Seraya tersenyum senang, ia menikmati aktivitasnya bersama sosok yang paling ia sayangi selain keluarga.

Figur yang telah beberapa tahun menemaninya sewaktu kecil, kini telah lebih dewasa. Meskipun begitu, selisih usia mereka hanya tiga tahun, tidak lebih.

Mungkin saja efek pertumbuhan laki-laki dan perempuan itu berbeda, ya? Ah, abaikan saja.

Ketika netra birunya menatap figur sang pemuda itu, lekas diri melukis senyum lebar. Sementara yang diberikan senyuman itu, sedikit tersentak.

Berpikir ada sesuatu yang menyenangkan, tetapi apa? Segera menggelengkan kepala, menyatakan bahwa diri tak boleh bersikap seperti itu.

“Nona, kenapa menatap saya seperti itu?” tegurnya. Jujur saja, sedikit ini ia merasa risih.

Kalau diingat kembali ini adalah sebuah kencan, pemuda itu langsung menolak. Dari balik fakta, alasan sang Nona memanglah demikian. Tetapi, ia ingin bersama si pemuda sekarang.

Menolak fakta, jadilah hanya bisa dikatakan sekedar jalan-jalan biasa.

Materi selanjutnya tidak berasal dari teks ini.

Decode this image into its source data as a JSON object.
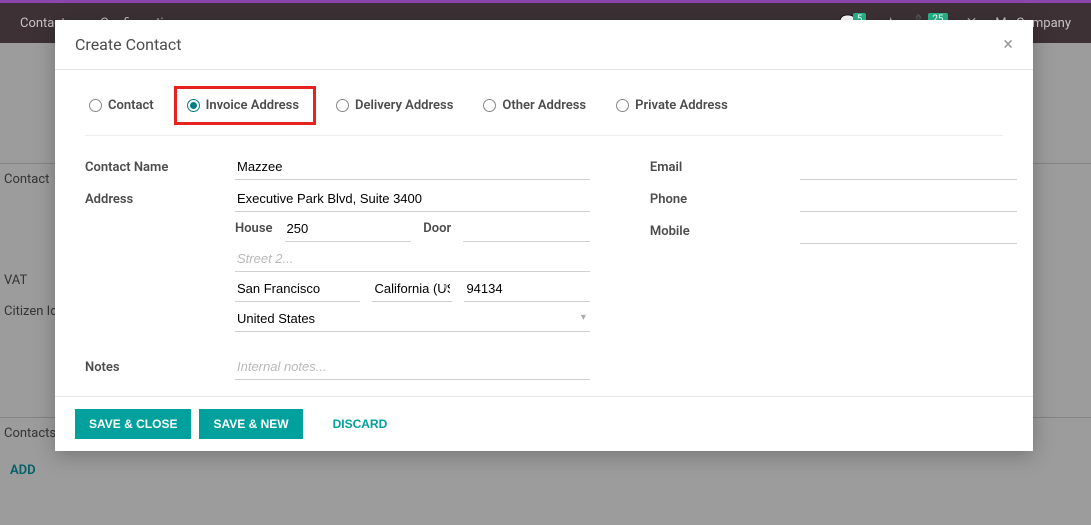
{
  "topbar": {
    "nav": [
      "Contacts",
      "Configuration"
    ],
    "msg_count": "5",
    "call_count": "25",
    "company_label": "My Company"
  },
  "bg": {
    "contact": "Contact",
    "vat": "VAT",
    "citizen": "Citizen Identification",
    "contacts_label": "Contacts",
    "add_label": "ADD"
  },
  "modal": {
    "title": "Create Contact",
    "radios": {
      "contact": "Contact",
      "invoice": "Invoice Address",
      "delivery": "Delivery Address",
      "other": "Other Address",
      "private": "Private Address"
    },
    "labels": {
      "contact_name": "Contact Name",
      "address": "Address",
      "house": "House",
      "door": "Door",
      "email": "Email",
      "phone": "Phone",
      "mobile": "Mobile",
      "notes": "Notes"
    },
    "values": {
      "contact_name": "Mazzee",
      "street": "Executive Park Blvd, Suite 3400",
      "house": "250",
      "door": "",
      "street2_placeholder": "Street 2...",
      "city": "San Francisco",
      "state": "California (US)",
      "zip": "94134",
      "country": "United States",
      "email": "",
      "phone": "",
      "mobile": "",
      "notes": "",
      "notes_placeholder": "Internal notes..."
    },
    "buttons": {
      "save_close": "SAVE & CLOSE",
      "save_new": "SAVE & NEW",
      "discard": "DISCARD"
    }
  }
}
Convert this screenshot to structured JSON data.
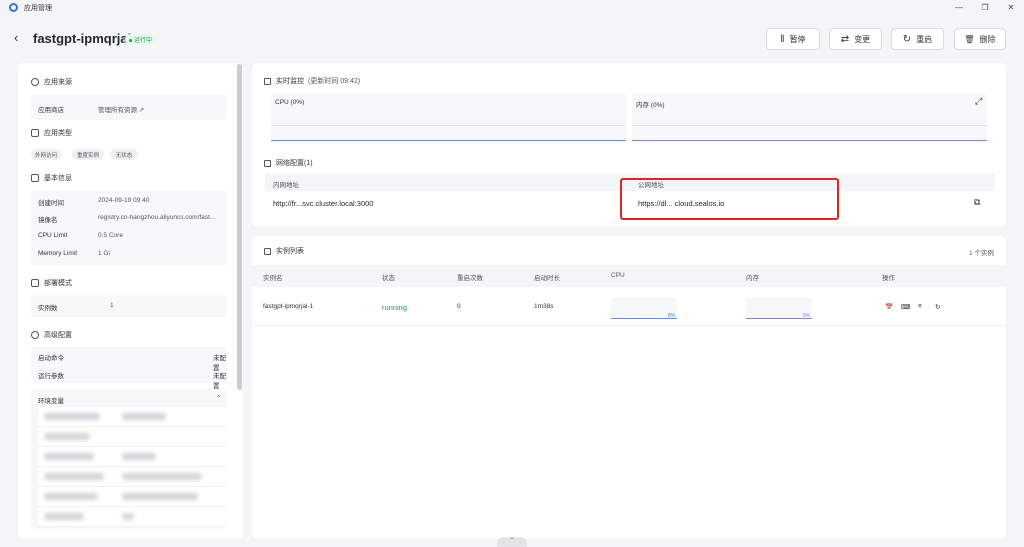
{
  "window": {
    "title": "应用管理",
    "controls": [
      "—",
      "❐",
      "✕"
    ]
  },
  "header": {
    "back": "‹",
    "app_name": "fastgpt-ipmqrjal",
    "status": "运行中",
    "buttons": {
      "pause": "暂停",
      "change": "变更",
      "restart": "重启",
      "delete": "删除"
    },
    "icons": {
      "pause": "‖",
      "change": "⇄",
      "restart": "↻",
      "delete": "🗑"
    }
  },
  "left": {
    "source": {
      "title": "应用来源",
      "key": "应用商店",
      "value": "管理所有资源 ↗"
    },
    "type": {
      "title": "应用类型",
      "tags": [
        "外网访问",
        "重度实例",
        "无状态"
      ]
    },
    "basic": {
      "title": "基本信息",
      "rows": [
        {
          "k": "创建时间",
          "v": "2024-09-19 09:40"
        },
        {
          "k": "镜像名",
          "v": "registry.cn-hangzhou.aliyuncs.com/fast..."
        },
        {
          "k": "CPU Limit",
          "v": "0.5 Core"
        },
        {
          "k": "Memory Limit",
          "v": "1 Gi"
        }
      ]
    },
    "deploy": {
      "title": "部署模式",
      "key": "实例数",
      "value": "1"
    },
    "advanced": {
      "title": "高级配置",
      "cmd": {
        "k": "启动命令",
        "v": "未配置"
      },
      "args": {
        "k": "运行参数",
        "v": "未配置"
      },
      "env_title": "环境变量",
      "env_toggle": "⌃"
    }
  },
  "monitor": {
    "title": "实时监控",
    "updated": "(更新时间 09:42)",
    "cpu": "CPU (0%)",
    "mem": "内存 (0%)",
    "expand": "⤢",
    "cpu_color": "#5b8def",
    "mem_color": "#8f7bd8"
  },
  "network": {
    "title": "网络配置(1)",
    "inner_label": "内网地址",
    "public_label": "公网地址",
    "inner_value": "http://fr...svc.cluster.local:3000",
    "public_value": "https://dl... cloud.sealos.io",
    "copy": "⧉"
  },
  "instances": {
    "title": "实例列表",
    "count": "1 个实例",
    "columns": [
      "实例名",
      "状态",
      "重启次数",
      "启动时长",
      "CPU",
      "内存",
      "操作"
    ],
    "rows": [
      {
        "name": "fastgpt-ipmqrjal-1",
        "status": "running",
        "restarts": "0",
        "uptime": "1m38s",
        "cpu": "0%",
        "mem": "0%"
      }
    ],
    "op_icons": [
      "📅",
      "⌨",
      "≡",
      "↻"
    ]
  },
  "bottom": {
    "handle": "⌃"
  }
}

Yang menjadikan spesial hanyalah sang Nona, selalu mendekati dan mengulas senyum kepada pelayannya.

“Fauraza.”

Menyadari kalimatnya terdapat kesalahan pengucapan. Ia sedikit mengulas senyum pahit, namun kemudian membenarkannya, “Fauraza-sama, kenapa anda menatap saya seperti itu?”

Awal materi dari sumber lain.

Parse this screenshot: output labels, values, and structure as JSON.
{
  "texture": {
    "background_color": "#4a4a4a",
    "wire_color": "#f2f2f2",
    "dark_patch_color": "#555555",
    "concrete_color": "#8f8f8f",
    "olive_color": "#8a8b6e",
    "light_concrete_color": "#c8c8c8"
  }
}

“Tidak apa-apa~ aku hanya ingin melihat saja!”

“Eh? Anda sudah melihat saya beberapa kali sedari tadi, itu dikatakan hanya ingin?” tanya si pelayan dengan raut yang heran.

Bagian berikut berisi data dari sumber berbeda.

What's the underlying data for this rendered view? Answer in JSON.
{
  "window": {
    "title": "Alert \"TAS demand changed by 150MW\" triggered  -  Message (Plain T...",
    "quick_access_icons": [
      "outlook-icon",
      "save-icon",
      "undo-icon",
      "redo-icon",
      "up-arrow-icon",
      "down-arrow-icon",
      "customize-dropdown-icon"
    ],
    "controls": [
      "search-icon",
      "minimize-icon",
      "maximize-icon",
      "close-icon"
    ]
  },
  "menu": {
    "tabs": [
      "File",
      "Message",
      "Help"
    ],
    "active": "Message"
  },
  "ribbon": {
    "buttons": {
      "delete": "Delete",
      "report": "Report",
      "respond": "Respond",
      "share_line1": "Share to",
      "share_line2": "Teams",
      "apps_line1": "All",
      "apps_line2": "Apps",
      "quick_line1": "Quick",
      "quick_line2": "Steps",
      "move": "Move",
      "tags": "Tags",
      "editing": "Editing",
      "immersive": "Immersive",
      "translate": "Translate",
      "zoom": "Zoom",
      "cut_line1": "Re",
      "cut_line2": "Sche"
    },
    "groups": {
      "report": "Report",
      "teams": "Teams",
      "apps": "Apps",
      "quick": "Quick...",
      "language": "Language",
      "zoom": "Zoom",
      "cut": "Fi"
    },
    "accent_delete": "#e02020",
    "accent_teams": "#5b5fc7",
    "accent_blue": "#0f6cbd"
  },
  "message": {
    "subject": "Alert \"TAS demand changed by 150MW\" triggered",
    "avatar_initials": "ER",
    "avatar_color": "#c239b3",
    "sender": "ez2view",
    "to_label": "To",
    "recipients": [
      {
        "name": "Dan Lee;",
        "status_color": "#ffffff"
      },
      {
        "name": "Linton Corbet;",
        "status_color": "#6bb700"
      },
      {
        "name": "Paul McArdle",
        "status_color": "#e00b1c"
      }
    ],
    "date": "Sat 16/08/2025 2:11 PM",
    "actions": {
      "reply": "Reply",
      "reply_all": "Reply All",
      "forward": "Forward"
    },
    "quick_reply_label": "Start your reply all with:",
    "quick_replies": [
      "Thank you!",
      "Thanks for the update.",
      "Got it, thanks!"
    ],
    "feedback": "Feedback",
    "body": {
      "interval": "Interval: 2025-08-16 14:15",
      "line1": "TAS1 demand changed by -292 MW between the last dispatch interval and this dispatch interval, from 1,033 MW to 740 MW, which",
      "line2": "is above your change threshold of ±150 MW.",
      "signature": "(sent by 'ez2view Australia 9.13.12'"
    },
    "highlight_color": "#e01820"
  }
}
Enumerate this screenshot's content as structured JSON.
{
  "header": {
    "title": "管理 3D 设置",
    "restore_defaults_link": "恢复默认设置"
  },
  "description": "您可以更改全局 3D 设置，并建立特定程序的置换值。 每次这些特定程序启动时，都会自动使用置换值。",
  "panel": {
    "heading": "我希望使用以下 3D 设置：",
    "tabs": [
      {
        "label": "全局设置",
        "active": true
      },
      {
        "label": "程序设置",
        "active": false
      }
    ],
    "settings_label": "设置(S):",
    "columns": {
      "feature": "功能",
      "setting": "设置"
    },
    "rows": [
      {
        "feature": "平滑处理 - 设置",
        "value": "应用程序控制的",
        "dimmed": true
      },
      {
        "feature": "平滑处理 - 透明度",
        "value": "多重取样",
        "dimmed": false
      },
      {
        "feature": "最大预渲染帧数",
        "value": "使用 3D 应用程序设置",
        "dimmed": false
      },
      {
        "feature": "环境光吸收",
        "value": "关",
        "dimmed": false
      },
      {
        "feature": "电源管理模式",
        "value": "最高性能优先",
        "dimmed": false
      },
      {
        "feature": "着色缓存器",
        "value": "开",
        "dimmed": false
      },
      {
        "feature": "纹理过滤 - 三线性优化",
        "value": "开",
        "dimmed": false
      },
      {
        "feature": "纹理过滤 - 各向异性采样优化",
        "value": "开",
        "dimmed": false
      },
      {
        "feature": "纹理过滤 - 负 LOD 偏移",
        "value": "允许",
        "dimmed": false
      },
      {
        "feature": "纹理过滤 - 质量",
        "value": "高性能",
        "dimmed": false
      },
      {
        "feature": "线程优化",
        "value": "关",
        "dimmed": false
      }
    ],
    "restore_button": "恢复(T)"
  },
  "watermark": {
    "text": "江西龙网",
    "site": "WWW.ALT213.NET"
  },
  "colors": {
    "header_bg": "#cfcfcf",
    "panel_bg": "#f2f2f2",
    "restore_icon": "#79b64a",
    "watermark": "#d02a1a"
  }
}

Sedikit terkekeh pelan, saat mendapati sang majikan kebingungan juga. “Aaaa! Lupakan, ayo beli sesuatu,” sentaknya cepat dengan tangan langsung mengait pergelangan tangan milik pelayannya itu. Reinou.

Itukah yang dinamakan sesuatu seperti kencan? Bertemu disatu waktu dengan alasan janji, tetapi sedikit berbeda alias meminta dengan sedikit perintah.

Tidak buruk, bukan?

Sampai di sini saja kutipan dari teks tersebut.